Selasa, 31 Mei 2016

SHOLAT



ASH-SHALAH
I.            PENDAHULUAN
            Uraian tentang shalat baik dalam tulisan maupun lisan, bisa jadi dianggap oleh sebagian orang sebagai sesuatu yang telah kadaluwarsa. Hal itu karena ibadah shalat merupakan sesuatu yang telah jelas, dan semua umat Islam telah mengetahui hukumnya. Shalat seakan menjadi pengetahuan yang agakanya bersifat aksioma.[1]

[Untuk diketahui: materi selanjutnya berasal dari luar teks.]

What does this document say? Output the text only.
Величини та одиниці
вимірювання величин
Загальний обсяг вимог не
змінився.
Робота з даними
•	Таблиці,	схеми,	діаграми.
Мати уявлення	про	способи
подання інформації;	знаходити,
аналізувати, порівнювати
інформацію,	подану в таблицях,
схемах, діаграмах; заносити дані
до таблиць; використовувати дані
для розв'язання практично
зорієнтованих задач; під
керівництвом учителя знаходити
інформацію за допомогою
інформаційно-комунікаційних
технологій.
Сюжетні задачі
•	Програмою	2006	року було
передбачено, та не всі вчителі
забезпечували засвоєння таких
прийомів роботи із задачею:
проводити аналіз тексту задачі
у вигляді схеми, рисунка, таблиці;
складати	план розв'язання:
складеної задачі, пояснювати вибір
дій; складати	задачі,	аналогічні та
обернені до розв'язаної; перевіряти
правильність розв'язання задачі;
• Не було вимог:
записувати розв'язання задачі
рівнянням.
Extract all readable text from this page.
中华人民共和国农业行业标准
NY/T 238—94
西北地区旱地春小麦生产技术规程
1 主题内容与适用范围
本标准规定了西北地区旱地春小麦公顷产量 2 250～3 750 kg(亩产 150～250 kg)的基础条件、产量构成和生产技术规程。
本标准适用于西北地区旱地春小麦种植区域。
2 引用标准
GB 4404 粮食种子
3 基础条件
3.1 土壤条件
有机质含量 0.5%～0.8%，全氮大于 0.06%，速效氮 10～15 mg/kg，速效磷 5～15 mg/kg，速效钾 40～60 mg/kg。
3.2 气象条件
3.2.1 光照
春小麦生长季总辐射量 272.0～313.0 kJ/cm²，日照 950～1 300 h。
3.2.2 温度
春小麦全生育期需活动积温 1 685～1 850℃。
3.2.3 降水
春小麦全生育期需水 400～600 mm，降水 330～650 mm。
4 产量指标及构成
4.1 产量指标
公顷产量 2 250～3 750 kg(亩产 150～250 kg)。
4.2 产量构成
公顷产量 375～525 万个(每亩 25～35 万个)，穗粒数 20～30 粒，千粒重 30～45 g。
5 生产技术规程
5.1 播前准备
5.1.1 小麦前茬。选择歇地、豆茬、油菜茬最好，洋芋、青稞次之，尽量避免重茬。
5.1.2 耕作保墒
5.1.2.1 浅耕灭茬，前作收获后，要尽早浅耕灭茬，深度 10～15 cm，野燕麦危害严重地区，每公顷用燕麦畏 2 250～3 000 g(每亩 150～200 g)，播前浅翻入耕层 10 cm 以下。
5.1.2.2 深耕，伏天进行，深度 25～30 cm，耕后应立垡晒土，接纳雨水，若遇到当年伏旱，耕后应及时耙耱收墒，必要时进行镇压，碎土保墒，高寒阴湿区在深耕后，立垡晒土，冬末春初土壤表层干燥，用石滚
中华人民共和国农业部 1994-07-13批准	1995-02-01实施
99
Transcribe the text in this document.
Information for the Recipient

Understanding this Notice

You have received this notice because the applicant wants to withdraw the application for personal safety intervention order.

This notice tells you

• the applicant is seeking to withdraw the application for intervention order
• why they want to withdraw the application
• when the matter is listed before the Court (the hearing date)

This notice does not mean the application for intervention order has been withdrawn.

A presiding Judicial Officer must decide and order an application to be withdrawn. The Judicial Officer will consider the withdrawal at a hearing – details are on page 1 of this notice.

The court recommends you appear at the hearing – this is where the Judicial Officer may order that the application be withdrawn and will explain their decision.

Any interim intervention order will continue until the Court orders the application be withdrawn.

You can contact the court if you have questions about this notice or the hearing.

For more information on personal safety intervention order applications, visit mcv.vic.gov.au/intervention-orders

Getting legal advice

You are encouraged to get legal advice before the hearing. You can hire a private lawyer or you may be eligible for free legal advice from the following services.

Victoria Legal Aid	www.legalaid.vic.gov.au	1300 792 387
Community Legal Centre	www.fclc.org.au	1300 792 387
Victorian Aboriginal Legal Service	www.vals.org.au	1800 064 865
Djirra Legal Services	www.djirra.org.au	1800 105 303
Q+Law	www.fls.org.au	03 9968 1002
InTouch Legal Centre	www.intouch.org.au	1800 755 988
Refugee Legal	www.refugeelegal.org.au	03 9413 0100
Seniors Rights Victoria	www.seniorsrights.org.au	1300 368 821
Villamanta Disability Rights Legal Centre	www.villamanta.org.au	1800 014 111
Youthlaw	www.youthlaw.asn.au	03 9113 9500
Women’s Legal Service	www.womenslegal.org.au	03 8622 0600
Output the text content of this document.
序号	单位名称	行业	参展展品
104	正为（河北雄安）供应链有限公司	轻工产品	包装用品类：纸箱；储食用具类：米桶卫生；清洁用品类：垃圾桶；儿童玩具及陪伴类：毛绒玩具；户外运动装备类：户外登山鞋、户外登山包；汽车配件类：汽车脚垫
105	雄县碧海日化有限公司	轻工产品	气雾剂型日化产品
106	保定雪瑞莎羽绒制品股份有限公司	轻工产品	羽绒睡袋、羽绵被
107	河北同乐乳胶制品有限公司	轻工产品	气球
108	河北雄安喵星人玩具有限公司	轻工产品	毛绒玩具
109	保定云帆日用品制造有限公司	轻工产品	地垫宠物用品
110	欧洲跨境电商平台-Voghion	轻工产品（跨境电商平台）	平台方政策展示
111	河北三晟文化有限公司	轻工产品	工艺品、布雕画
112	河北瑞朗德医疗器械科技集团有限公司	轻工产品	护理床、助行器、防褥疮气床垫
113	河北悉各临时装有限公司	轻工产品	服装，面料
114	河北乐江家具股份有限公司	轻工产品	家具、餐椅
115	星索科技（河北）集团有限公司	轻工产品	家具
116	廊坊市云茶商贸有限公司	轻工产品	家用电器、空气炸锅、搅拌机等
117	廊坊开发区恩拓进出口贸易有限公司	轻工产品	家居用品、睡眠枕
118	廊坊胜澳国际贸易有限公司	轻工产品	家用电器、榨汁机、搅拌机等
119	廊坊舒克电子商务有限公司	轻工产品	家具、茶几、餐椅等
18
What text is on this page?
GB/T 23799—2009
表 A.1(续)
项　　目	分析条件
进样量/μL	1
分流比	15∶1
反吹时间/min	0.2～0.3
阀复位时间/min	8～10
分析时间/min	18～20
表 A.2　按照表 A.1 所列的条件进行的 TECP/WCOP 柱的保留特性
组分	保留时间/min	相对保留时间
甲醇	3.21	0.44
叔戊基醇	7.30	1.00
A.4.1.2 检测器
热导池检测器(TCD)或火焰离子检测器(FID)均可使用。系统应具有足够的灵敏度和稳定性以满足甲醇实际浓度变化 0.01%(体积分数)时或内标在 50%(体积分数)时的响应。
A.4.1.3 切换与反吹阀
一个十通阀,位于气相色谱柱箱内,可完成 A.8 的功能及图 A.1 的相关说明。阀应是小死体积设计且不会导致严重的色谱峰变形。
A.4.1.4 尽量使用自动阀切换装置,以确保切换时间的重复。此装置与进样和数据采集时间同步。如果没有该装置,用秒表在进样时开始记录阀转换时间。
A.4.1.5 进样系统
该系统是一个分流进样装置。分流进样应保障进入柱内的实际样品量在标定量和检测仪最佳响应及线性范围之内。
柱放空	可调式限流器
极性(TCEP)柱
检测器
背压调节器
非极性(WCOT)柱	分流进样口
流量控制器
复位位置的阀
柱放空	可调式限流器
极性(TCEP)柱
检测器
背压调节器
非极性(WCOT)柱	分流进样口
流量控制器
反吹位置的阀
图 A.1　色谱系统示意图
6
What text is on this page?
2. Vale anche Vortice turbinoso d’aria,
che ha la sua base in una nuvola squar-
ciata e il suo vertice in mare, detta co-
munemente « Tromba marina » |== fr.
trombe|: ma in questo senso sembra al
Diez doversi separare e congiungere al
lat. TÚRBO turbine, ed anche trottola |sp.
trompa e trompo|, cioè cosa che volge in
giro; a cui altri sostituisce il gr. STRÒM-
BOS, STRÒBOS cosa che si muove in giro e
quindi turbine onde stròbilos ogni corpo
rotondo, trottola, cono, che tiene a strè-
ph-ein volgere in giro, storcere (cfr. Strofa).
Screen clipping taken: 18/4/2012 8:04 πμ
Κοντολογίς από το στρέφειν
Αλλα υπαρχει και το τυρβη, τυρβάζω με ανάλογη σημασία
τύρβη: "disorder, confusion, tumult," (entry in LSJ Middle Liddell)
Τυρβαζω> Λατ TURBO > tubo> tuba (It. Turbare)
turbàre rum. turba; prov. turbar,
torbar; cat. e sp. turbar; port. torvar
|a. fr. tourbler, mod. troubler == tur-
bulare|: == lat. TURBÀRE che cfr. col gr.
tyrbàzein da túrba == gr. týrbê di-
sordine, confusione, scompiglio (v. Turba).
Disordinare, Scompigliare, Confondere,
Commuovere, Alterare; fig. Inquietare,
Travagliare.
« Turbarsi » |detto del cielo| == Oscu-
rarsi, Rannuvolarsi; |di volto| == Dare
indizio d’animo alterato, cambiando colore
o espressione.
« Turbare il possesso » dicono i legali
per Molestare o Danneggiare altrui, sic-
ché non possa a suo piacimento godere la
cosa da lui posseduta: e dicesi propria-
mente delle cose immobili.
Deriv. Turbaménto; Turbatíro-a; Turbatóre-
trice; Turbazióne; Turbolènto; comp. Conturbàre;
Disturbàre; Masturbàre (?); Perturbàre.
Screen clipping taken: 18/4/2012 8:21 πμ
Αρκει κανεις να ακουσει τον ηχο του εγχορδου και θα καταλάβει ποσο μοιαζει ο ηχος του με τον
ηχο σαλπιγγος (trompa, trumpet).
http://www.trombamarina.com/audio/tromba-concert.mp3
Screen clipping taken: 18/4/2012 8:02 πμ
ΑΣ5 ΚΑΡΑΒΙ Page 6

            Shalat merupakan ibadah mahdhah yang diwajibkan bagi seluruh umat islam baik laki-laki maupun perempuan sebagai bukti penghambaan kepada sang Kholiq. Sebagai umat islam sejati perlulah kiranya kita mempelajari, memahami, dan melaksanakan ibadah yang sangat urgen ini. Namun, tidak sekedar melaksanakaan atau menunaikan, akan tetapi jauh dari pada itu, kita harus dapat menegakkan shalat. Disini dalam artian shalat tidak hanya seperti senam yoga yang sekedar mengandalkan gerakan-gerakan shalat, namun sebagai perbuatan yang dapat mendekatkan diri kepada Allah.
            Perintah shalat telah jelas secara qoth’i dalam firman Allah surat Annur ayat 56. Namun perintah disitu masih bersifat global dalam pelaksanaannya. Didalam nash kita tidak mendapati uraian tata cara shalat secara detail. Sehingga kita mengambil dari sunah Rasulullah sebagai bayan al-nash.
            Sebagai orang awam bermadzhab adalah sebuah kebutuhan bagi kita, karena untuk memahami teks-teks yang ada dibutuhkan pemahaman ushul fiqih, fiqih, dan qawaidh fiqh secara komprehensif dan mendalam. Dibutuhkan seorang mujtahid yang benar-benar dapat menguasai seluruh bidang ilmu tersebut. Untuk itu untuk mempermudah kita dalam beribadah, perlulah kita bertaqlid kepada para ulama madzhab. Akan tetapi, sebagai kaum terpelajar hendaknya kita melek, tidak hanya bertaqlid buta, tetapi bertaqlid dengan mengetahui dasar dan metode isthinbat yang digunakan para mujtahid dalam menggali hukum.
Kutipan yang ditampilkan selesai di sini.